11-18-2018, 10:41 PM
(11-18-2018, 02:49 AM)Bob Butler 54 Wrote:(11-17-2018, 06:02 PM)Eric the Green Wrote: This article does seem to confirm Bob's perception of the information age in conflict with the industrial age, much as two saecula ago the conflict was between the industrial age and the agricultural age-- and involving many of the same states on the progressive and regressive side. Today the red industrial age side is blocking the progress brought by the blue information age side, whereas before the previous civil war the gray agricultural age side was blocking the progress brought by the blue industrial age side.
I am also seeing the S&H Turnings very heavily in play. Unravellings are supposed to be a time of selfishness and greed. A crisis period is most for unity, taking action, and transforming values. The former manifested as Reaganomics, small government, limited spending, providing minimal services. The latter has not yet manifested, but the blues have tried to advocate it.
Make America great again? Just like the 40s through 80s? The time of tax and spend liberalism? Can one be great while caring only for one's self?
Technological and artistic achievements will color any age in the cycle. Such an introduced technology as the automobile, phonograph, television, or the Pill will shape how the Crisis expresses itself. The higher speeds and (by necessity) paved roads allowed people to go farther and faster than in "the surrey with the fringe on the top" and allow to do more hanky-panky in privacy. (The automobile had not made its way to Oklahoma in 1907, but it would soon). Recorded music offered the music being listened to live elsewhere or recently, perhaps disseminating the popular music of the time into places where it might not otherwise be heard. Okay, the recording art around 1940 was better suited for some musical instruments than others -- brasses instead of strings, which ensured that Big Band music would not be played by string orchestras. Television offered much the same material that people saw in a movie theater (cartoons, newsreels, and travelogues), on stage (most of the early TV stars had done vaudeville before the movies did vaudeville in), or perhaps even in church (sermons). Any generation would have found some use for the Pill.

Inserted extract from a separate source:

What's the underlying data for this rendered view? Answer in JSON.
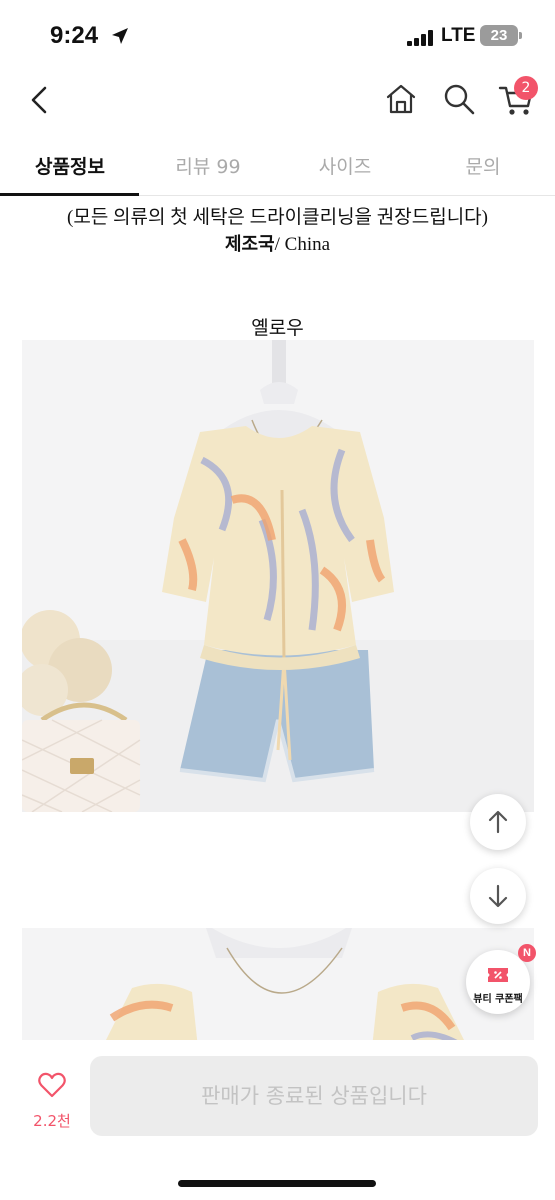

But technologies and cultural achievements do not themselves force the movement of the saecular cycle. They allow reflections. Had television existed in the 1930s as something other than a laboratory curiosity, then Americans would have gotten news, cartoons, serials, and advertising before they got something cheaply produced or available cheaply -- like a feature film from two years earlier. There might be one network, probably analogous to the Armed Forces Television, and people would get what the government wanted them to get. Much would be didactic (drive safely, how to get more farm output and protect against erosion, advice on cooking, canning, and cleaning... nothing to shake things up).
The conflict is not of technology between the Industrial Age and the Information Age. Both use the same technologies. What differs is content that differs due to differences in core beliefs. The now-reactionary elites associated with the Industrial Era have no desire to suppress the technology of information; it wants to control that information to enforce its ways.
The ideal subject of totalitarian rule is not the convinced Nazi or the dedicated Communist but instead the people for whom the distinction between fact and fiction, true and false, no longer exists -- Hannah Arendt.